According to the reader spec, "Keywords are like symbols", and / is a valid symbol: https://clojure.org/reference/reader Maybe that's why?

carocad19:10:36

mmmm maybe I am misreading this edn spec? > / by itself is a legal symbol, but otherwise neither the prefix nor the name part can be empty when the symbol contains /.

carocad19:10:11

so / is legal but he/ is not ?

andy.fingerhut19:10:49

I believe the quick answer is that there are multiple functions for reading Clojure code and edn, and they are not all identical in what they permit vs. what they do not permit. If you want a bright shiny line between legal vs. not legal, you will find implementations that differ slightly, and the English specs are slightly ambiguous in some of these corner cases.

4
andy.fingerhut19:10:19

When you say that the keyword :/ is hard coded in the test.check library, I am not sure what you mean. Do you mean that keyword appears in test.check's source code?

andy.fingerhut19:10:28

Clojure's built-in reader accepts :/ as a keyword, apparently. Not something I had ever tried before.

carocad19:10:18

this is what I meant with hard-coded https://github.com/clojure/test.check/blob/master/src/main/clojure/clojure/test/check/generators.cljc#L1480 It seems that it was made on purpose since it cannot be generated the “standard way” or at least it would be quite difficult.

noisesmith19:10:35

what does "cannot be generated the standard way" mean?

noisesmith19:10:43

based on reading the other code, adding a special case to frequency seems to ensure known degenerate cases are exercised

Alex Miller (Clojure team)19:10:08

Gary and I had an extended conversation about this. Unfortunately, I don't remember any of it. :)

😄 16
Alex Miller (Clojure team)19:10:42

but he probably does, and there may even be a test.check ticket about it

Alex Miller (Clojure team)19:10:54

or at least check the blame for the commit

andy.fingerhut19:10:12

That case was added to test.check generator with this commit: https://github.com/clojure/test.check/commit/21936eed5b4f3b04e9791697a2bae21115254467 . Commit message mentions adding it explicitly, but not sure if there is any further recording of details of why.

andy.fingerhut19:10:44

test.check has code for programmatically and pseudo-randomly generating a large variety of what it considers valid data, and probably :/ was not easily generated via the "general case" code, so he added a special case to make sure it was generated with a minimum frequency, which from the code I would guess is at least 1/(100+1) fraction of the time, but that is only my guess there.

andy.fingerhut20:10:19

It also is not clear to me how from reading this page https://clojure.org/reference/reader that you conclude :/ is not a valid keyword?

andy.fingerhut20:10:51

But as I mentioned earlier, the English is likely to be slightly ambiguous in these kinds of corner cases.

carocad20:10:10

oh no, I thought that from the edn spec.
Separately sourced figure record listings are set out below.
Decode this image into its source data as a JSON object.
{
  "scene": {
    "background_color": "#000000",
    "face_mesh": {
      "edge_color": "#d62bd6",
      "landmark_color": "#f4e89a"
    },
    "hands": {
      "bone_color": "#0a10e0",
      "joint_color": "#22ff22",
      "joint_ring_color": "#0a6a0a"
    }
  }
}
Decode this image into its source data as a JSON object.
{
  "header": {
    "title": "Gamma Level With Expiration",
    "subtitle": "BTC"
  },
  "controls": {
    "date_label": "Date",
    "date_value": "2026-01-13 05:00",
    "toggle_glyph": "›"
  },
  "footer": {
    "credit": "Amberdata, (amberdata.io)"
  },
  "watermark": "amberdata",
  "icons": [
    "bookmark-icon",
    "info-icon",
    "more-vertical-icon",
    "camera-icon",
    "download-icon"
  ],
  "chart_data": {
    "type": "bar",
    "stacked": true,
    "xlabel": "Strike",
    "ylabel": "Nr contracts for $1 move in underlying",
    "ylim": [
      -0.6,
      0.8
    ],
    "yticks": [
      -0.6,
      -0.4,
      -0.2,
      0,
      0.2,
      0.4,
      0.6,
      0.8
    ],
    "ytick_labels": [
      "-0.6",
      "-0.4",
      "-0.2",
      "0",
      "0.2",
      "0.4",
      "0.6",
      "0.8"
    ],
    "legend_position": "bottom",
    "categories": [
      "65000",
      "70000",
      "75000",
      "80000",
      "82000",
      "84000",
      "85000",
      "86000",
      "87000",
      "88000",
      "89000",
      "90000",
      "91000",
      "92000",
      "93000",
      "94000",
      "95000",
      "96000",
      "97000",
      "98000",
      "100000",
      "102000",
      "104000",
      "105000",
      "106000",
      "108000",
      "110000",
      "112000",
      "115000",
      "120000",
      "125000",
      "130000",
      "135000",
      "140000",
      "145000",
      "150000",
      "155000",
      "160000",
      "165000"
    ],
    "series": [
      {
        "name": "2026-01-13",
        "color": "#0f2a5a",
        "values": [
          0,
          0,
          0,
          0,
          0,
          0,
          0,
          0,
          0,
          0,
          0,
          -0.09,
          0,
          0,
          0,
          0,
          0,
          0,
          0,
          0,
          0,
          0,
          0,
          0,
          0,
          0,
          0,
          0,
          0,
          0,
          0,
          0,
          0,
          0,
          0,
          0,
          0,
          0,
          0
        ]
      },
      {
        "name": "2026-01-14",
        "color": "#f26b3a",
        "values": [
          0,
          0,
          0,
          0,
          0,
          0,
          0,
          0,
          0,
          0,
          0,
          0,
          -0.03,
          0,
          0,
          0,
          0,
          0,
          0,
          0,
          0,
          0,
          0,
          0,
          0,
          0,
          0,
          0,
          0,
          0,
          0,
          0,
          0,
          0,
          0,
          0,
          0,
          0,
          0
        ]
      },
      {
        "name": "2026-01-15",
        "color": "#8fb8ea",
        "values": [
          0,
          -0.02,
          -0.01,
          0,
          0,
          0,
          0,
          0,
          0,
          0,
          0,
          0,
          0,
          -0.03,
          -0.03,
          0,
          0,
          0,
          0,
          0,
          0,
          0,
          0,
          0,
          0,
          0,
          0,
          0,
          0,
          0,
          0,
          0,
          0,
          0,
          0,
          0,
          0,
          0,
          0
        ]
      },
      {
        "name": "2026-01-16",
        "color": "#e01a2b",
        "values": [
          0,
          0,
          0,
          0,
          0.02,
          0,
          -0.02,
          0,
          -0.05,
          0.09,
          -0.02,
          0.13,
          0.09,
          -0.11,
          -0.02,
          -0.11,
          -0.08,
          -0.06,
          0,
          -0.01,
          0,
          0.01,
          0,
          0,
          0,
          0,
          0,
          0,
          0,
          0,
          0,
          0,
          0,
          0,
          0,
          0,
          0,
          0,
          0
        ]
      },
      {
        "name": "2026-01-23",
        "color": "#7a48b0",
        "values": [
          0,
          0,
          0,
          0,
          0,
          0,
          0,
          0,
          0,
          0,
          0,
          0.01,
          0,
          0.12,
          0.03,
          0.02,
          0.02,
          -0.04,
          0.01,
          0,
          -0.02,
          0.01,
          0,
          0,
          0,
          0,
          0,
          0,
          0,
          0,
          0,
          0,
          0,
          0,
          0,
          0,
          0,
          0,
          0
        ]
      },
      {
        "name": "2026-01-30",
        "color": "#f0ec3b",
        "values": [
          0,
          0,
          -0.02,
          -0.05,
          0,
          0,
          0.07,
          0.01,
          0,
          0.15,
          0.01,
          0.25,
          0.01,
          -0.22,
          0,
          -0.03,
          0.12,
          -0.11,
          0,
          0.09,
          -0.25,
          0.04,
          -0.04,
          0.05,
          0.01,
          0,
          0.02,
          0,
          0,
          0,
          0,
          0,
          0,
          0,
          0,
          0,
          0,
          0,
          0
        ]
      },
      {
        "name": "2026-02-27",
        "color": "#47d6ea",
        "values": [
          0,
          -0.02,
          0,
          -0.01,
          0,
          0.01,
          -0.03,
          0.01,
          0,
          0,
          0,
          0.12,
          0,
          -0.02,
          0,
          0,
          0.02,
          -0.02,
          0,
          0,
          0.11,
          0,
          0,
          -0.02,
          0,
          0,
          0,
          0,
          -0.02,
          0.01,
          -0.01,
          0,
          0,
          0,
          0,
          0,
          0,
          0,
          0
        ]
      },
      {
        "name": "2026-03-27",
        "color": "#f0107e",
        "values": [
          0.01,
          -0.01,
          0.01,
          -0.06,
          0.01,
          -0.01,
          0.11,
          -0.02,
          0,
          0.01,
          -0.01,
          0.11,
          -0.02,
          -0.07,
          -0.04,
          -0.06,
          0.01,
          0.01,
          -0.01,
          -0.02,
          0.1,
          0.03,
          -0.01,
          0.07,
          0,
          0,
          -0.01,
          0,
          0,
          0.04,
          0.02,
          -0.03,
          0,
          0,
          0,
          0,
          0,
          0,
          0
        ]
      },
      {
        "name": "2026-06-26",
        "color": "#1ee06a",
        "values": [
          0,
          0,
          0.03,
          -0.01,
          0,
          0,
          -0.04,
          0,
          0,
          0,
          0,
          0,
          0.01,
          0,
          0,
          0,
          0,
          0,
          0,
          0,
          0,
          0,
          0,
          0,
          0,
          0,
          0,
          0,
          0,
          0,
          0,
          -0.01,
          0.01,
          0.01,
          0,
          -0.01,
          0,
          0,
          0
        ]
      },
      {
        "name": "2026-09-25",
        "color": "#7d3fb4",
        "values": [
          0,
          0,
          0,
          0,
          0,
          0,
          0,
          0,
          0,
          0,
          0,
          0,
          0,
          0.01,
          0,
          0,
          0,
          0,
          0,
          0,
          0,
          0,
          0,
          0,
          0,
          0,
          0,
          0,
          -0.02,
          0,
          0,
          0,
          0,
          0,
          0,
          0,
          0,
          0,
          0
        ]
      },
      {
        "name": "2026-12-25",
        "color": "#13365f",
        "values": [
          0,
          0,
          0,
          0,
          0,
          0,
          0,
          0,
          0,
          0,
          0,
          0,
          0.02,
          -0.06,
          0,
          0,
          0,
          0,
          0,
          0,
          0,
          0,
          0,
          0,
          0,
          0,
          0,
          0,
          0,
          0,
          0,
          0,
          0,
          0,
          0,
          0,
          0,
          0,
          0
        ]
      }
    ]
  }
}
See message above. The part on the prefix, name part 😅

carocad20:10:57

In any case, at least now I know that this is an intentional case and not a bug which is why I tried to figure out. Thanks a lot guys 🙂

walterl00:10:38

project idea: Smiley Oriented Programming:

(def happy (keyword ")"))
(def sad (keyword "("))

(println "yay!" happy)
(println "aw." sad)

JanisOlex19:10:12

question: given clojure map, how to convert it to java HashMap? bonus if the same can be done recursively for map of maps of maps of lists of sets etc... so sets to HashSets, Lists to ArrayLists, maps to HashMaps?

carocad19:10:34

(new HashMap {:a 2 :b 2})) works transparently 🙂

skuttleman19:10:22

clojure maps implement java.util.Map. Does it specifically have to be a HashMap? (doto (java.util.HashMap.) (.putAll {"foo" "bar" :baz :quux}))

JanisOlex19:10:38

hmmm not specially 🙂 ok need to test that

JanisOlex19:10:44

Okay it works. What about keywords? If something is keyword in clojure, how can I ask for that key

JanisOlex19:10:25

like {:key "Value"} in clojure But how would Java treat the :key part of the map? What would be the key I have to put for such a map, to get the "Value" ?

skuttleman19:10:23

The usual ways. (:key (java.util.HashMap. {:key "Value"})) (get (java.util.HashMap. {:key "Value"}) :key) (.get (java.util.HashMap. {:key "Value"}) :key)

Alex Miller (Clojure team)19:10:40

are you asking from the Java side?

Alex Miller (Clojure team)19:10:59

the key will be a clojure.lang.Keyword instance in the Map, if so

JanisOlex19:10:46

thanks, all looks fine now and working

noisesmith19:10:49

from the java side you can use the invoke method of clojure.core/keyword to get a keyword from a string for lookup

noisesmith19:10:56

there might even be something for this in RT (of course you can also just use the read method on ":foo")